Publicly available scores

  • thorsson_scores_path: "assets/local/Thorsson_Scores_160_Signatures.tsv"

  • estimate_scores_path: "assets/local/ESTIMATE.xlsx"

  • absolute_tumor_purity_path: "assets/local/TCGA_ABSOLUTE.txt"

  • gibbons_scores_path: "assets/local/Gibbons.xlsx" For more information please see the table in modules/trainmultitaskmodel.md

  • bottleneck_features_path: Path to extracted histopathological features, generated by module extracthistopatho

  • var_names_path: "assets/task_selection_names.pkl"

  • target_features_path: "assets/NO_FILE"

  • model_cell_types: String of cell types for which a multi-task models has to be build (default="CAFs, Endothelial_cells, T_cells, tumor_purity").

Please note, that models can only be build for the cell types mentioned in the default.

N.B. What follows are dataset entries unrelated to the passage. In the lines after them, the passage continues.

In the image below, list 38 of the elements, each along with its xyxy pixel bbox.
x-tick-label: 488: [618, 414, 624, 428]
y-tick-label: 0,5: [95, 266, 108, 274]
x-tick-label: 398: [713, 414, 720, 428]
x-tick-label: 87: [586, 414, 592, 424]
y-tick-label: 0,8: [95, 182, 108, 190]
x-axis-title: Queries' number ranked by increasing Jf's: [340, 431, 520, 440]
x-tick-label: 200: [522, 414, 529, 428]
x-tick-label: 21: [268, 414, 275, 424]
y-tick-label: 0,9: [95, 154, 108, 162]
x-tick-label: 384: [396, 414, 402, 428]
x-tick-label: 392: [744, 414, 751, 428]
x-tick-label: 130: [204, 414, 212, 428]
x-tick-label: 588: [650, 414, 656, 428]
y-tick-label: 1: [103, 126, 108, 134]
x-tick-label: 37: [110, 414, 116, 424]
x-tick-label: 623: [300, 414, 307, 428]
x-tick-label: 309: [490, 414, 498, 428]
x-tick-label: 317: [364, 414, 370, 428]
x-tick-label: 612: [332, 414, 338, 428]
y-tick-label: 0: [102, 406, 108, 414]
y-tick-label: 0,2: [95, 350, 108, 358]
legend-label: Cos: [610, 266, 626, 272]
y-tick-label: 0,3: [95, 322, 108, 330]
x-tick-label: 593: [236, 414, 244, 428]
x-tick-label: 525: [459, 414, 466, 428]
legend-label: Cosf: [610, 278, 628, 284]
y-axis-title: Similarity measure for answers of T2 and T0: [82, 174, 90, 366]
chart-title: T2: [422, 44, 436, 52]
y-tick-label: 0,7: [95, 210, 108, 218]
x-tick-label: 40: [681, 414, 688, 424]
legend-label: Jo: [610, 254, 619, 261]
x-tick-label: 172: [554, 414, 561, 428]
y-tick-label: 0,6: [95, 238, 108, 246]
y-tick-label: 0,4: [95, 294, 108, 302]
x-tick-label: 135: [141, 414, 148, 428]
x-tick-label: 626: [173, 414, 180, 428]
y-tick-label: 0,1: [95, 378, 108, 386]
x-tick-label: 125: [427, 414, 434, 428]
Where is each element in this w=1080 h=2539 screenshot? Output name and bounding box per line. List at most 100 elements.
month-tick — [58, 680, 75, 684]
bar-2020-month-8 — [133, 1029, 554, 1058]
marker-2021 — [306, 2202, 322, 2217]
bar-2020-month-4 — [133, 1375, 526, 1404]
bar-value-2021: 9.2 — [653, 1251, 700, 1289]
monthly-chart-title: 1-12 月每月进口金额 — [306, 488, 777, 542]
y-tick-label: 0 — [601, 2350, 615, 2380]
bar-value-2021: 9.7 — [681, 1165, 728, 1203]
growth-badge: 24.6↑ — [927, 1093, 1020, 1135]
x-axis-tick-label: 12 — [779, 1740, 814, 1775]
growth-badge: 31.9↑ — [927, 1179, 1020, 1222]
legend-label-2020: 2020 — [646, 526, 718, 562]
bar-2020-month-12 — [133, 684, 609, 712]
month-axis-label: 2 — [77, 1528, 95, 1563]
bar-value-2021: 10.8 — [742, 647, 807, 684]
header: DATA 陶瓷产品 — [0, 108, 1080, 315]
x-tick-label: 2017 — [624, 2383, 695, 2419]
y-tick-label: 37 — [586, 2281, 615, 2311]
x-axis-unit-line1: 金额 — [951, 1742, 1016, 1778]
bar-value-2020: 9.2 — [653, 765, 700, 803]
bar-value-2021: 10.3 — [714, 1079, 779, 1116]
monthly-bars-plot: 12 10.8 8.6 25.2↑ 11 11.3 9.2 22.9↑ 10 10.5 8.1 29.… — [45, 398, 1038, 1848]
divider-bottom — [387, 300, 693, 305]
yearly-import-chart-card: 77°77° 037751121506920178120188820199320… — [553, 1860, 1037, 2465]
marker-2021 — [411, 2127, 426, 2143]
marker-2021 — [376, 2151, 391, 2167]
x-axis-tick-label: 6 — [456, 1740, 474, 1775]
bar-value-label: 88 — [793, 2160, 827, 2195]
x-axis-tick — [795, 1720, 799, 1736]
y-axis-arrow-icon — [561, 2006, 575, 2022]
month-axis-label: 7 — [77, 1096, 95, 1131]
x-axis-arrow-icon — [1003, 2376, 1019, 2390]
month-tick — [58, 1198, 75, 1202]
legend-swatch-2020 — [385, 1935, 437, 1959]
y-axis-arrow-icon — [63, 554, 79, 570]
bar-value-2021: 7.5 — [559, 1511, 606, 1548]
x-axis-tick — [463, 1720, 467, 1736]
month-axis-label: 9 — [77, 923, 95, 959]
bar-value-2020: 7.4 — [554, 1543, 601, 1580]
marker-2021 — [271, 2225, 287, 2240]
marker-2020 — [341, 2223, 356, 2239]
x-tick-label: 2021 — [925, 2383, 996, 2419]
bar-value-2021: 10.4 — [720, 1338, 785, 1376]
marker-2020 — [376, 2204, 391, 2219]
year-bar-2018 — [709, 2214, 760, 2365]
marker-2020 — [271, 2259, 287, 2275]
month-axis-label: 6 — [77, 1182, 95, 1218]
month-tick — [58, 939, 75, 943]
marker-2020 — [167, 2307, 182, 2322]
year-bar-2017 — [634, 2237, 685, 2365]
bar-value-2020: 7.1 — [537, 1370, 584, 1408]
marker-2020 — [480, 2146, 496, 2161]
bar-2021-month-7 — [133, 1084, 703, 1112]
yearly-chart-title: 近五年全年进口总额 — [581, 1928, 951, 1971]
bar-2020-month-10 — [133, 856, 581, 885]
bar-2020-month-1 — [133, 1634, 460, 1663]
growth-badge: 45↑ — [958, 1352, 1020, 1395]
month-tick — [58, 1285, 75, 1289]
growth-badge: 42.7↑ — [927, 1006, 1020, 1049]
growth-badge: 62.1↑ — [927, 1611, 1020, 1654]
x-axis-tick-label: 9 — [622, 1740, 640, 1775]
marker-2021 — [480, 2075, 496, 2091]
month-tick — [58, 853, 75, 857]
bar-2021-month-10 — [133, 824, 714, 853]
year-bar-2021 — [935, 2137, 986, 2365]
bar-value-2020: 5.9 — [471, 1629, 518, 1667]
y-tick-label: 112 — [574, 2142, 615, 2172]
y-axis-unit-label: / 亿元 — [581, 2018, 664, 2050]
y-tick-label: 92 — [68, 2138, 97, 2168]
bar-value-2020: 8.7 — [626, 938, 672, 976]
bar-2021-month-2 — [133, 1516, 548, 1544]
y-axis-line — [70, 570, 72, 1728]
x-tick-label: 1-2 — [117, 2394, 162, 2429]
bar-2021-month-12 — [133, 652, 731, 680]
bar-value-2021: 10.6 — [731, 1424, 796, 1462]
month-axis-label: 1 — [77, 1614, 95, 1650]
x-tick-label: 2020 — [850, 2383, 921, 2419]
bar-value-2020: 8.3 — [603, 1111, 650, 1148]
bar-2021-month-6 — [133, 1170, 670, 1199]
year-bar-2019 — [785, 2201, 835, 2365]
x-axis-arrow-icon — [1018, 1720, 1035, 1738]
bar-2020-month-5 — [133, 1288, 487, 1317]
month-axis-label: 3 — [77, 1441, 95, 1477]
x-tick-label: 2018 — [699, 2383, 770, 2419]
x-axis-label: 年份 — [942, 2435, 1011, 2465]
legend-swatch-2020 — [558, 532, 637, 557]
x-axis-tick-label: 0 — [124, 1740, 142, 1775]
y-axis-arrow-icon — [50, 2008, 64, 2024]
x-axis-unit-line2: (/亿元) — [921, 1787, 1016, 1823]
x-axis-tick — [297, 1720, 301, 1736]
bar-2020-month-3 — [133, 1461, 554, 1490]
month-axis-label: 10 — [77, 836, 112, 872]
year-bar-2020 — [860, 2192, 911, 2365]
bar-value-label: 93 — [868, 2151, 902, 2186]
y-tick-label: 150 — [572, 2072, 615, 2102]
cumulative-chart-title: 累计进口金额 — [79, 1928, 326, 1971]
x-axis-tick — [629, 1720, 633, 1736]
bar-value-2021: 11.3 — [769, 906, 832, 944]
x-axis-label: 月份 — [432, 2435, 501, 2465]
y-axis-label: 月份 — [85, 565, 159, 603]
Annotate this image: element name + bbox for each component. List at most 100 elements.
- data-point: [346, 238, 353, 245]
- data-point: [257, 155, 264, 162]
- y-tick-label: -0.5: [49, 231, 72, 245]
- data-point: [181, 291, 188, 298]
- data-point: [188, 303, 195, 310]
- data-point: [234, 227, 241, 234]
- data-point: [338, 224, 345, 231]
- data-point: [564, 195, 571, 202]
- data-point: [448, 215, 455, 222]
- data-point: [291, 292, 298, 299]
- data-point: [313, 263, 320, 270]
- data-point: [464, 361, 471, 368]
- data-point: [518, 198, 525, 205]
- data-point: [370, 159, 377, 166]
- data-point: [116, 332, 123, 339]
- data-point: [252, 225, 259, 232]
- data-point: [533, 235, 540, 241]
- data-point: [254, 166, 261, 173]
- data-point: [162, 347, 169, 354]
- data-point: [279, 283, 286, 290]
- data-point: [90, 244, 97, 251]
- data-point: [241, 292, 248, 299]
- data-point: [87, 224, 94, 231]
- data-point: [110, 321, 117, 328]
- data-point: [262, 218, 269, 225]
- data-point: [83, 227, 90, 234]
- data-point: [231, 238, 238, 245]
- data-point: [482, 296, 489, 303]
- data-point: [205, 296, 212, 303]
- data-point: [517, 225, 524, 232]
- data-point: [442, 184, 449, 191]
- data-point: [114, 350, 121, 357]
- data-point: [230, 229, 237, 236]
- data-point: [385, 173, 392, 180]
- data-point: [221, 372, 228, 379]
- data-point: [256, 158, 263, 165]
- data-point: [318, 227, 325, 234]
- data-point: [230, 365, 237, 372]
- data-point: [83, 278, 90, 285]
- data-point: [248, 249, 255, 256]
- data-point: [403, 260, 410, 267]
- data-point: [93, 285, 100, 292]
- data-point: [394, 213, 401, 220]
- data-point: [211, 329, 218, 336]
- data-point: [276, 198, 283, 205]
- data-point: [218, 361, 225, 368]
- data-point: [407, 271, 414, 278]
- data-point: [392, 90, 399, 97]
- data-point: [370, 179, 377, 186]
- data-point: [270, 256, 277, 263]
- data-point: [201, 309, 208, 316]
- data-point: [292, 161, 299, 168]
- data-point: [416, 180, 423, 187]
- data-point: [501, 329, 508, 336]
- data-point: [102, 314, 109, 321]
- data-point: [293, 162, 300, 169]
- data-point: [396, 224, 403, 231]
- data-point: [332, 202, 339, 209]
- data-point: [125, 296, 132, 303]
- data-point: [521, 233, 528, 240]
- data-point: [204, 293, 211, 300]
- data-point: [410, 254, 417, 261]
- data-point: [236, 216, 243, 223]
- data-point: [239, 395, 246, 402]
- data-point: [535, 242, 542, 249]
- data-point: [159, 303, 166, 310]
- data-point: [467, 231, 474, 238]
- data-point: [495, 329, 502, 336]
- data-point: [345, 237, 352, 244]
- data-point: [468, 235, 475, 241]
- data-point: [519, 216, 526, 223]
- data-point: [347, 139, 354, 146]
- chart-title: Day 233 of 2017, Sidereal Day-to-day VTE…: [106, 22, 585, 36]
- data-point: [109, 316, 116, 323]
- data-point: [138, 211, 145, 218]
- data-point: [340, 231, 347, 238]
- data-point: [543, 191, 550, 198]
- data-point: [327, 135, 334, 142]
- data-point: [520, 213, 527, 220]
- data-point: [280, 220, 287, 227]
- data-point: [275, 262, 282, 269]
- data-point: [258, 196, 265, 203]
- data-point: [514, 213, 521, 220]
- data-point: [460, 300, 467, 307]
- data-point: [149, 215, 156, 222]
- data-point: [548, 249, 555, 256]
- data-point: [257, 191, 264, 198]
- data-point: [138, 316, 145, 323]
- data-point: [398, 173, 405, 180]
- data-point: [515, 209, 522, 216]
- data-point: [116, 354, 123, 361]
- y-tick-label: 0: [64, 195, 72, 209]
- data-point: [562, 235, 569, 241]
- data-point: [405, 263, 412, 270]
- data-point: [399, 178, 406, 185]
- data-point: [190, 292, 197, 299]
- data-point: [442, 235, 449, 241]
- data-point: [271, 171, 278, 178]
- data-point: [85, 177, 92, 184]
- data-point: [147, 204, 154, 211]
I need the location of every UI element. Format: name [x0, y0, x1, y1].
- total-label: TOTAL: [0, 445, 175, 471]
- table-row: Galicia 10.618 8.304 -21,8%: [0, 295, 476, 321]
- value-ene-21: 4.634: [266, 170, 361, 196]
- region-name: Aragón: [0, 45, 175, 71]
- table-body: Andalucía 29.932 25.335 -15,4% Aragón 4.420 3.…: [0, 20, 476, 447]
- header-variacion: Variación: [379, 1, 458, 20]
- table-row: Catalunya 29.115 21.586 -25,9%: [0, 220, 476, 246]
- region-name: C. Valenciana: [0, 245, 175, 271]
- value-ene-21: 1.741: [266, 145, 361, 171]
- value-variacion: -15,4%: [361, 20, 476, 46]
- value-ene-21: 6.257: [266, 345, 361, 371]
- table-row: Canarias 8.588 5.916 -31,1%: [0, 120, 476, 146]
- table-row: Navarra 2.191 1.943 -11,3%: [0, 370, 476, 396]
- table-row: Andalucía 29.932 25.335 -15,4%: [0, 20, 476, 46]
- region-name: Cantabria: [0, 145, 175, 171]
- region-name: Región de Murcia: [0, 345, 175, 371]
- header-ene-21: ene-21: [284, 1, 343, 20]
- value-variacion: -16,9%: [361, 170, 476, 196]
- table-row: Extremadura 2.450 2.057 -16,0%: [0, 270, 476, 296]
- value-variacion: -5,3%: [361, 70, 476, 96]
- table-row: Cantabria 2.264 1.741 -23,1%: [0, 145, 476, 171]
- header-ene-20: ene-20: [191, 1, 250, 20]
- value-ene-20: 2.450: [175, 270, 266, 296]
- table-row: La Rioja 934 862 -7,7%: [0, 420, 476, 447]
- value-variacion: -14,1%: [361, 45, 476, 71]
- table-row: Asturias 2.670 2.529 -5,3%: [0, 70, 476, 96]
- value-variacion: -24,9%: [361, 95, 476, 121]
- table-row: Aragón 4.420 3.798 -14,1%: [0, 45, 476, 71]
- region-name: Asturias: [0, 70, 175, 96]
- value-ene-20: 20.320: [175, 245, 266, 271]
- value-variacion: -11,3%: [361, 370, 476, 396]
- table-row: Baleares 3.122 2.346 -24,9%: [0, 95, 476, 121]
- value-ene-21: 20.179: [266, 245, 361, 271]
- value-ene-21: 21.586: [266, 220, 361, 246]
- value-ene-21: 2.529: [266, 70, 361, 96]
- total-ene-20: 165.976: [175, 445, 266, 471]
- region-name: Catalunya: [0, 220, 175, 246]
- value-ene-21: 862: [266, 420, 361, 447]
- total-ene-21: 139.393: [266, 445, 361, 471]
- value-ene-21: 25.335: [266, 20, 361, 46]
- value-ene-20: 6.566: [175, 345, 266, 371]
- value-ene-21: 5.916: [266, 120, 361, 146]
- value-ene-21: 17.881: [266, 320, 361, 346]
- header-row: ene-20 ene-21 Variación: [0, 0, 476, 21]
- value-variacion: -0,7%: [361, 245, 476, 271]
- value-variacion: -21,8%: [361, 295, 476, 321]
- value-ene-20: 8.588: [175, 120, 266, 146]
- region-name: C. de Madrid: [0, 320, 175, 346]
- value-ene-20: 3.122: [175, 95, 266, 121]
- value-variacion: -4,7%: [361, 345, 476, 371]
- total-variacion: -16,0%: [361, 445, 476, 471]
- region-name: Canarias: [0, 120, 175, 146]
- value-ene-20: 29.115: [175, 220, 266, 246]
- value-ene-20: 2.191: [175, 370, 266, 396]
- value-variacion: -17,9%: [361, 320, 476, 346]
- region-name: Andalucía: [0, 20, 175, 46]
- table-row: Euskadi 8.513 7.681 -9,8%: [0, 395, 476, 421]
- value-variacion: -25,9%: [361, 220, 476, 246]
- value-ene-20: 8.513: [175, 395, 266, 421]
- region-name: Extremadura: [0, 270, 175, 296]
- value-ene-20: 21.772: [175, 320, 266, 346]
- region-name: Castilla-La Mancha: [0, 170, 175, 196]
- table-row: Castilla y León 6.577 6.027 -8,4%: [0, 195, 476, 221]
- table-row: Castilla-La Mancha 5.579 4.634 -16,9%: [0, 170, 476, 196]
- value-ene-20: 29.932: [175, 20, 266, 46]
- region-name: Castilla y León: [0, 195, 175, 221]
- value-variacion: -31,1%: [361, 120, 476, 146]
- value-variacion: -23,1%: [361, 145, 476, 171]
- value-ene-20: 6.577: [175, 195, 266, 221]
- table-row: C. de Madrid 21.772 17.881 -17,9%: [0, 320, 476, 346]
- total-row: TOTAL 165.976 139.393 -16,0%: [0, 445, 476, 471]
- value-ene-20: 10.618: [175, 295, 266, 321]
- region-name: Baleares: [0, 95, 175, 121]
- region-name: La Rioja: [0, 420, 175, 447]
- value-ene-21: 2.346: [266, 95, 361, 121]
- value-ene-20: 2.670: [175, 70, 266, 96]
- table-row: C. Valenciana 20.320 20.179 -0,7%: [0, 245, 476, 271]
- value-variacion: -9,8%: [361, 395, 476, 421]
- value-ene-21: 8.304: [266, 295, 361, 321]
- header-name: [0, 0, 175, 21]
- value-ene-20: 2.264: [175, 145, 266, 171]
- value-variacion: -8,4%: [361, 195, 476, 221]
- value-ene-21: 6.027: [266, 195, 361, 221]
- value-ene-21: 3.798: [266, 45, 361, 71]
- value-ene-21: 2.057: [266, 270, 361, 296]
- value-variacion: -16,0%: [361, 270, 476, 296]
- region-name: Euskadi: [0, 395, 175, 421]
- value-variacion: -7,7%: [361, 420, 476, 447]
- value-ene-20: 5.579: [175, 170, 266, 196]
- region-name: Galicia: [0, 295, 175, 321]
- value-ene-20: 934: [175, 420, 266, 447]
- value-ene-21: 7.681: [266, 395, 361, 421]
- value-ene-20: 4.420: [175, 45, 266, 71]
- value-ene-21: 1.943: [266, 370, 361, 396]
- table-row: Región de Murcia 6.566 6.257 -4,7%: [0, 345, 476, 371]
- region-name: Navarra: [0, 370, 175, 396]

Setup nested cross-validation

  • alpha_min: Min. value for grid, 10^alpha_min (default=-4)
  • alpha_max: Max. value for grid, 10^alpha_max (default=-1)
  • n_steps: Number of steps in grid (default=40)
  • n_outerfolds: Number of outer folds (default=5)
  • n_innerfolds: Number of inner folds(default=10)
  • n_tiles: Number of tiles selected per slide (default=50)
  • split_level: Variable to split data on (default="sample_submitter_id")

Predicting tile-level cell type abundances using the multi-task models (predicttiles)

  • celltype_models_path: Path to directory with the models for each cell type, where each cell type has to have its own folder. For an example of the structure see provided models assets/TF_models/SKCM_FF (default="assets/TF_models/SKCM_FF") prediction_mode : (default="test")

Compute spatial features using the tile-level cell type abundances (computespatial)

  • out_prefix: "dummy"

  • graphs_path: Path to file (.pkl) with the graphs for all slides. Not required, if left default or if not set, this will be generated.

  • abundance_threshold : Min. abundance (probability) for assigning cell type (default=0.5)

  • shapiro_alpha : Significance level for shapiro test (normality) (default=0.05)

  • cutoff_path_length : Max. path length (default=2)

  • n_clusters : Number of clusters to generate (default = 8)

  • max_dist : "dummy"

  • max_n_tiles_threshold : 2

  • tile_size : Size of tiles in pixels (default=512)

  • overlap : Overlap of directly neighboring tiles (default=50)

  • metadata_path : Path to file with metadata

  • merge_var : Variable for merging metadata and spatial features, (default="slide_submitter_id")

  • sheet_name : If metadata_path points to an Excel file, give the 'sheet_name' to read from.